After the ‘Cinderella story ride’ last year for Musk and the company, this year the company’s pumpkin-like share price is mostly to do with external issues, as production appears to be on a trajectory to hit around 900k for the year, said Ives.
“While China was bumpy during the quarter we believe Musk & Co have navigated the safety/PR issues better than expected and are now in a position to accelerate market share in this key region over the next 6 to 12 months,” he added, saying other focus areas will be a potential Bitcoin impairment charge, factory updates for Berlin and Austin, plus updates on much anticipated battery technology improvements in coming quarters.

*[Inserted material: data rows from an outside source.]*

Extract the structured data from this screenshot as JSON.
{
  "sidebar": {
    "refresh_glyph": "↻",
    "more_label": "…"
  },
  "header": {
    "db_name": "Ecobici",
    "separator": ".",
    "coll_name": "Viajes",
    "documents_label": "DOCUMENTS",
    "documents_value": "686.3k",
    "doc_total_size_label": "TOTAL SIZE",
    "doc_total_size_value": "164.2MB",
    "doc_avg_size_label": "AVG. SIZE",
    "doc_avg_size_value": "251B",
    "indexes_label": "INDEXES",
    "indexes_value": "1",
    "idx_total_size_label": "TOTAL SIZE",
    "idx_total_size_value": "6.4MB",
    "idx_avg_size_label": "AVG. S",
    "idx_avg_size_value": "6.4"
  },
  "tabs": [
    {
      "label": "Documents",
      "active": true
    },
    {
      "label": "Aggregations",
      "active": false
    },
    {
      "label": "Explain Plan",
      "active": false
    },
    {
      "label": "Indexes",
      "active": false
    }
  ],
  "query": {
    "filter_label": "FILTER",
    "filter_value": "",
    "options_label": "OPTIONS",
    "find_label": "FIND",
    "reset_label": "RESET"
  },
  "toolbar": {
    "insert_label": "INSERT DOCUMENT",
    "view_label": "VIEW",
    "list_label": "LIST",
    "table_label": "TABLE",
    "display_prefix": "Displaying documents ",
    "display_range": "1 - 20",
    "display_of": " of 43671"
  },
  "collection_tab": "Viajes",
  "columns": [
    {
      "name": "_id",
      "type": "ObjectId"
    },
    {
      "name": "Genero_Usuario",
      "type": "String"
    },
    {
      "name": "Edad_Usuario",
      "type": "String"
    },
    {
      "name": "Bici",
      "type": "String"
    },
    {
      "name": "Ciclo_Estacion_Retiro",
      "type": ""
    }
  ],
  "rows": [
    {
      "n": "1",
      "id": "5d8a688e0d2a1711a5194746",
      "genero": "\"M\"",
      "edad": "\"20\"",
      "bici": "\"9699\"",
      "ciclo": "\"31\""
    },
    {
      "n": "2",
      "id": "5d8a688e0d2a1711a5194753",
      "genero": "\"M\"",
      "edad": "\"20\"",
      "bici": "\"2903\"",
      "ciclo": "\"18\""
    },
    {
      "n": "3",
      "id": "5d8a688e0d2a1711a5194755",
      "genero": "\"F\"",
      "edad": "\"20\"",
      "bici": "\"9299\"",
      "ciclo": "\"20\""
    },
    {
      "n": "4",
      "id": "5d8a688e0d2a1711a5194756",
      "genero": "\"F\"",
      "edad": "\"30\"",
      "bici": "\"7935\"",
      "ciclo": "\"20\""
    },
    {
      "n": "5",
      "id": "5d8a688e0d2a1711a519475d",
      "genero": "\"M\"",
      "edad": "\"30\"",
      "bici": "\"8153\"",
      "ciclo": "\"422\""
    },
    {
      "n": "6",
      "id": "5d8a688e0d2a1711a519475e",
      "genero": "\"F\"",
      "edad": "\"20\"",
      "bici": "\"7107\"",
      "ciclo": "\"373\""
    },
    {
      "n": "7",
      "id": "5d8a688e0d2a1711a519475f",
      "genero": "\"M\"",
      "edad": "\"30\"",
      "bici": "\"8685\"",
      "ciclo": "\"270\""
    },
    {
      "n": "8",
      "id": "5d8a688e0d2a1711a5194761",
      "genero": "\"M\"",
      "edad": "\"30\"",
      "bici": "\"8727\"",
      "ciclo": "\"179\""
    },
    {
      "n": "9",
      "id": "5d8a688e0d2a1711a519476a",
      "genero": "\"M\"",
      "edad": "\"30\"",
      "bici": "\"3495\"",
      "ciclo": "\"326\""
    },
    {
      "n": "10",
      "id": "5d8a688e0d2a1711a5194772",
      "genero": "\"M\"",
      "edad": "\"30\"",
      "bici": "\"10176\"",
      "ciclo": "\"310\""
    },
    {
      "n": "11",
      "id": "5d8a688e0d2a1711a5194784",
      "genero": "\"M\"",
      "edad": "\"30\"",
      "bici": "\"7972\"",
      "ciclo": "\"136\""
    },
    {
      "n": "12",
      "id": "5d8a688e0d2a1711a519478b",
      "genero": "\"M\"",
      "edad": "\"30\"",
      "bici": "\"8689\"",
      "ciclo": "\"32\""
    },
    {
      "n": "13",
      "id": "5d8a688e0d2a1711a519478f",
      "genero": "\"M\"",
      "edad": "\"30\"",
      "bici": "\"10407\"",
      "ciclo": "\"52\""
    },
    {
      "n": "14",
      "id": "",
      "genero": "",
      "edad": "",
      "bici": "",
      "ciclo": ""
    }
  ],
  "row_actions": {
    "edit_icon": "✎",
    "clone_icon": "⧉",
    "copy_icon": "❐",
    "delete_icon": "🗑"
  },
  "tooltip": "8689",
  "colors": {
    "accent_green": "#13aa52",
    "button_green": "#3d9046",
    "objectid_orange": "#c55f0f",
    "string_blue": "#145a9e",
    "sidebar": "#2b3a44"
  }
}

Even more bullish than Ives’s US$1000 price target is the US$3000 target of Ark Invest boss Cathie Wood, who explained her thoughts in a new video interview today, reminding investors not to forget about Tesla’s non-auto businesses, notably its energy storage business, but also its advances in robotics, artificial intelligence and software.
“We believe the reason there is such a big inefficiency in Tesla’s valuation is the short-term time horizon of analysts and the wrong analysts following it,” said Wood in an interview on the RealVision online network.
“Tesla is a technology company, but it’s not just one technology company,” she said, adding that Ark has three analysts working on Tesla forecasts rather than just an automotive number-cruncher as most Wall Street firms.